The treatment consists of 13 semi-monthly group sessions over approximately 6.5 months. Groups are targeted at 11 members and are geographically clustered to minimize travel. Sessions last roughly two hours and include informal group discussion, informational sessions on household management and childrearing, and mother-child interactive play. Mothers attend with their children, as part of the program's goal of modeling interactive, play-based parenting.
The study uses an oversubscription design. All recruited mothers complete a baseline survey before learning their assignment, which serves both to collect pre-treatment data and to function as a costly signal of interest, encouraging less motivated recruits to drop out before randomization. This protects internal validity by concentrating attrition in the pre-randomization phase. Post-randomization, participants who drop out are not replaced, with one exception: if a group falls below eight active members within the first four sessions, additional mothers are added to preserve the social dynamics essential to the intervention. These replacements are excluded from the analysis. Randomization is conducted at the individual level within geographic clusters, using block randomization on mother's age, child's age, and recency of displacement.

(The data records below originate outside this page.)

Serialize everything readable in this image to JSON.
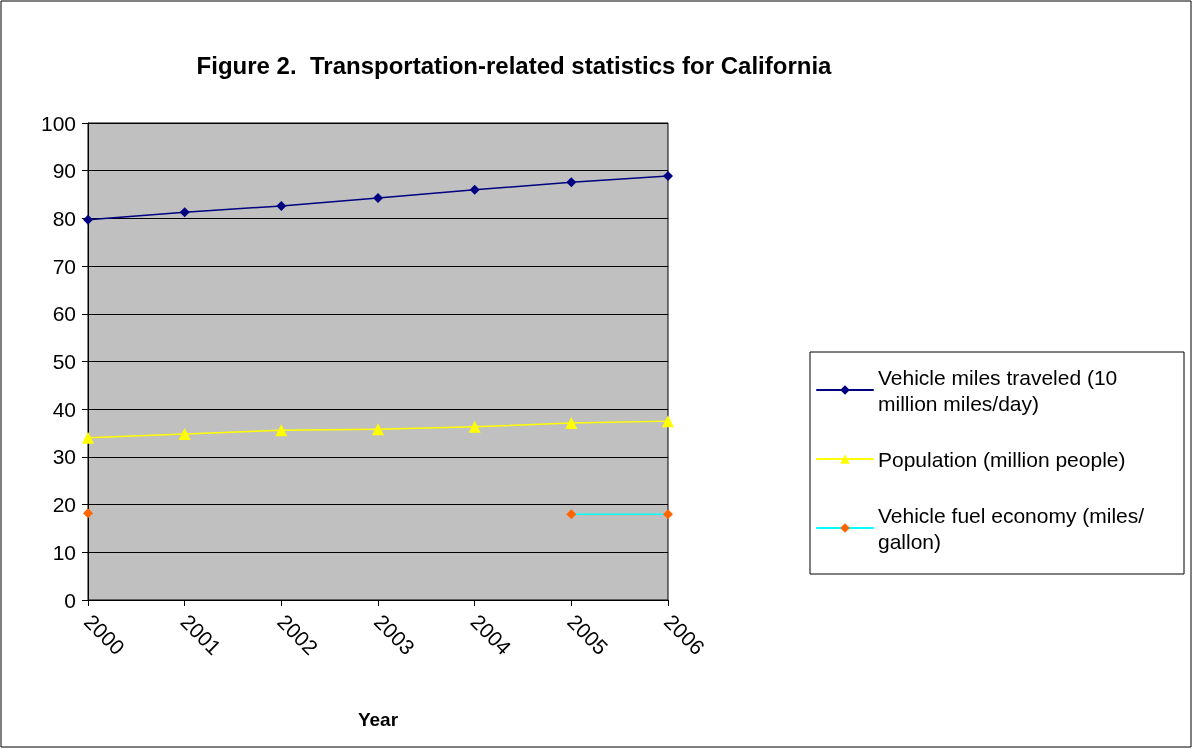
{
  "chart_data": {
    "type": "line",
    "title": "Figure 2.  Transportation-related statistics for California",
    "xlabel": "Year",
    "categories": [
      "2000",
      "2001",
      "2002",
      "2003",
      "2004",
      "2005",
      "2006"
    ],
    "series": [
      {
        "name": "Vehicle miles traveled (10 million miles/day)",
        "color": "#000080",
        "marker": "diamond",
        "values": [
          79.7,
          81.3,
          82.6,
          84.3,
          86.0,
          87.6,
          88.9
        ]
      },
      {
        "name": "Population (million people)",
        "color": "#ffff00",
        "marker": "triangle",
        "values": [
          34.0,
          34.8,
          35.6,
          35.8,
          36.3,
          37.1,
          37.5
        ]
      },
      {
        "name": "Vehicle fuel economy (miles/gallon)",
        "color": "#00ffff",
        "colors": [
          "#ff6600",
          null,
          null,
          null,
          null,
          "#ff6600",
          "#ff6600"
        ],
        "marker": "diamond",
        "values": [
          18.2,
          null,
          null,
          null,
          null,
          18.0,
          18.0
        ]
      }
    ],
    "ylim": [
      0,
      100
    ],
    "yticks": [
      0,
      10,
      20,
      30,
      40,
      50,
      60,
      70,
      80,
      90,
      100
    ],
    "grid": "y",
    "legend": "right"
  }
}
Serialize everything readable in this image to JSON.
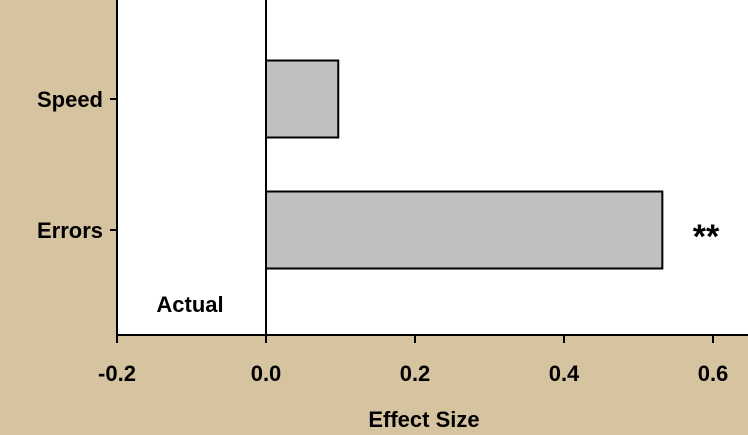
{
  "chart_data": {
    "type": "bar",
    "orientation": "horizontal",
    "categories": [
      "Speed",
      "Errors"
    ],
    "values": [
      0.097,
      0.532
    ],
    "xlabel": "Effect Size",
    "ylabel": "",
    "xlim": [
      -0.2,
      0.65
    ],
    "xticks": [
      -0.2,
      0.0,
      0.2,
      0.4,
      0.6
    ],
    "xtick_labels": [
      "-0.2",
      "0.0",
      "0.2",
      "0.4",
      "0.6"
    ],
    "grid": false,
    "legend": "none",
    "annotations": [
      {
        "text": "Actual",
        "category": null
      },
      {
        "text": "**",
        "category": "Errors"
      }
    ],
    "colors": {
      "background": "#d6c3a0",
      "plot_area": "#ffffff",
      "bar_fill": "#c0c0c0",
      "bar_stroke": "#000000"
    }
  }
}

The study examines treatment effects along three causal pathways. First, a direct pathway through expanded social networks, hypothesized to improve information-sharing about livelihood opportunities and job referrals. Second, an indirect pathway through childcare access -- as network size and trust grow, mothers gain access to reliable informal childcare, enabling labor force participation. Third, an indirect pathway through mental health -- social support is expected to reduce stress and depression, improving participants' capacity to pursue employment. The study measures both intermediate outcomes (network size and strength, childcare access, mental health) and final outcomes (employment, self-employment, and hours worked).

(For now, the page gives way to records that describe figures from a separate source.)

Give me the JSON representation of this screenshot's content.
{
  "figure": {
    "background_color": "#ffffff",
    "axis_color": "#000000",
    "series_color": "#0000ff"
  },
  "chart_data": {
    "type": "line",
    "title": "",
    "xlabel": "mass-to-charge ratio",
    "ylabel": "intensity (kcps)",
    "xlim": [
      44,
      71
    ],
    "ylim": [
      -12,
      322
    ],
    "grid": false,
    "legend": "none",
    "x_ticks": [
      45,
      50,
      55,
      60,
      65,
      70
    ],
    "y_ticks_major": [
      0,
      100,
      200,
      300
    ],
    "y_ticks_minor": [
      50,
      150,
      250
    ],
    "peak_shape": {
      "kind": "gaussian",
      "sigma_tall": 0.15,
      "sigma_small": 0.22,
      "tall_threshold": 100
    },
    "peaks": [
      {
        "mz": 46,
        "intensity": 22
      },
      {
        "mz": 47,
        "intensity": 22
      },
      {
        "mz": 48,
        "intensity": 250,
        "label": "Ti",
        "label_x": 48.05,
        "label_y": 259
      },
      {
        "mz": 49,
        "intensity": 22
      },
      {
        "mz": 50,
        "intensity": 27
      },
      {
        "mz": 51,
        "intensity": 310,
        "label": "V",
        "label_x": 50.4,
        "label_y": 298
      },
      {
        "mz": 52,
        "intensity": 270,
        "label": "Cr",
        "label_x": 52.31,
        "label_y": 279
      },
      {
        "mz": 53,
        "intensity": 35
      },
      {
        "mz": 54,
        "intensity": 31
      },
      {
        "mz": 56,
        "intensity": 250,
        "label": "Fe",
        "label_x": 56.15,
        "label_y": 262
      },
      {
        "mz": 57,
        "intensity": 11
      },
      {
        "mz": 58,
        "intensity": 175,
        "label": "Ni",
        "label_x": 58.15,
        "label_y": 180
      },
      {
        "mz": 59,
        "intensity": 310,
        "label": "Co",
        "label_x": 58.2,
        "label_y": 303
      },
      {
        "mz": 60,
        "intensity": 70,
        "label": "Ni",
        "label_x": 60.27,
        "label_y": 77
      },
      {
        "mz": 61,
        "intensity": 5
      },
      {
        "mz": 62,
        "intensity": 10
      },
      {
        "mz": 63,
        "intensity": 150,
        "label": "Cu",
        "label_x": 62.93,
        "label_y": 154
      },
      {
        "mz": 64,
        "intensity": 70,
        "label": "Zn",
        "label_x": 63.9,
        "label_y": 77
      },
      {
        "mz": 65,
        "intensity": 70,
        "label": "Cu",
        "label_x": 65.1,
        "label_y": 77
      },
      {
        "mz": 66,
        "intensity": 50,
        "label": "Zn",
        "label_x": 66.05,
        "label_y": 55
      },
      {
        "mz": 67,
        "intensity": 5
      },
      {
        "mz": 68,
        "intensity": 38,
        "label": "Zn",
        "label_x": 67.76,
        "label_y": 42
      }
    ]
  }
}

Data will be collected through baseline and endline surveys supplemented by higher-frequency surveys conducted during group sessions, capturing granular labor market data such as weekly hours worked. The pilot sample includes 176 treatment and 176 control participants. The primary estimands are the intent-to-treat effect and the complier average causal effect, estimated using difference-in-differences models. A detailed pre-analysis plan will be developed following the baseline survey.